Between Broadway, Trinity Place, Liberty Street and Cedar Street in Lower Manhattan, New York City, sits 33,000 sq. ft. Zuccotti Park. Created by U.S. Steel, it was originally named Liberty Plaza Park. After undergoing renovations in 2006, the park was renamed by its current owners, Brookfield Office Properties, to Zuccotti Park in honor of John Zuccotti, the U.S. chairman of Brookfield Properties, who was also the chairman of the Real Estate Board of New York, former first deputy mayor of the City of New York, and former chairman of the New York City Planning Commission.
In mid-September 2011, "Occupy Wall Street" protesters began using Zuccotti Park as a rallying area and campground in part because it held the desirable combination of being a public plaza required to stay open 24 hours a day yet also a privately owned park not subject to the same curfew restrictions as New York's other public parks. Thus the protesters could occupy the park around the clock and could not be removed by the NYPD except at the behest of the park's owners, Brookfield Office Properties.

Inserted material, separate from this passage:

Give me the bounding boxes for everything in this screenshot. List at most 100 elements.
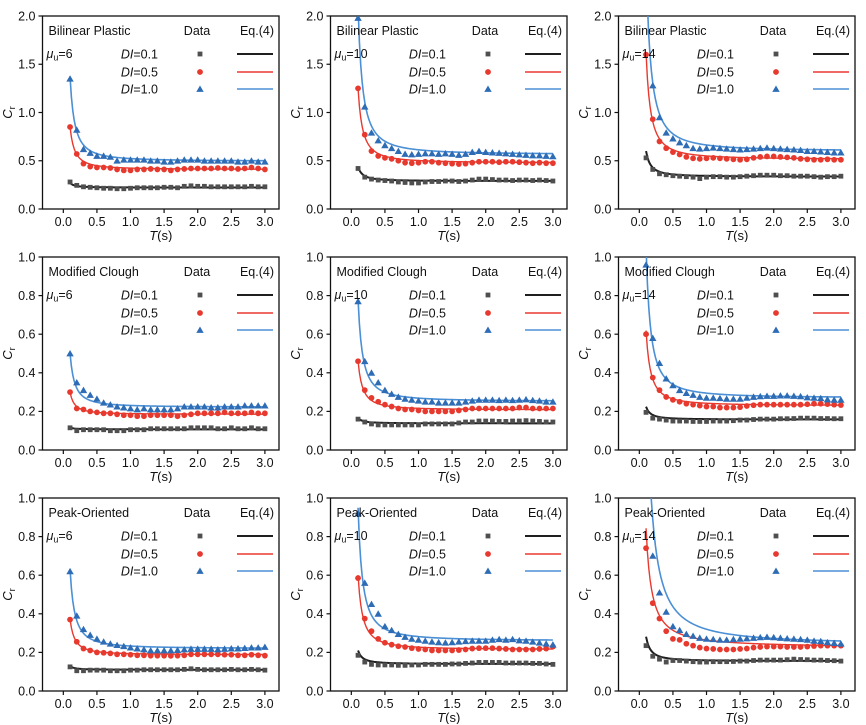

Robert Hunter Biden, the son of Vice-President Joseph Biden, is an attorney who was a founding partner of Oldaker, Biden & Belair (now known as
Oldaker Law Group), a law and government relations firm, and who is now a partner at Rosemont Seneca Partners, an alternative investment and market advisory firm, as well as counsel to the Boies, Schiller, Flexner law firm.
Back in 2002 and 2003, Oldaker, Biden & Belair was retained to undertake some lobbying efforts on behalf of Brookfield Office Properties. However, we could not find evidence of any professional or business connection between Hunter Biden and Brookfield Office Properties since 2003. Biden quit working as a federal lobbyist in 2008, and we found no connection between Brookfield Office Properties and either of the firms with which he is currently associated.
Diana L. Taylor is often described in the press as being the "girlfriend" or "domestic partner" of New York’s mayor Michael Bloomberg (a former Republican who ran for a third term as mayor in 2009 as an independent candidate). Ms. Taylor is a managing director at Wolfensohn & Company, an investment and advisory firm, and also sits on the board of directors of Brookfield Office Properties.
In September 2011, the Department of Energy's Loan Programs Office finalized a partial guarantee (80%) of a $168.9 million loan to Granite Reliable Power for the development of a wind turbine farm (windpark) in New Hampshire "consisting of 33 Vestas V90 3.0-MW turbines, said to be enough to power 20,000 homes and offset 124,000 tons of carbon annually."
The quote about voting attributed to Soviet dictator Josef Stalin is most likely an apocryphal one.
On 15 November 2011, a New York judge upheld the city's dismantling of the Occupy Wall Street encampment, ruling that the protesters' first amendment rights didn't entitle them to camp out indefinitely in the plaza.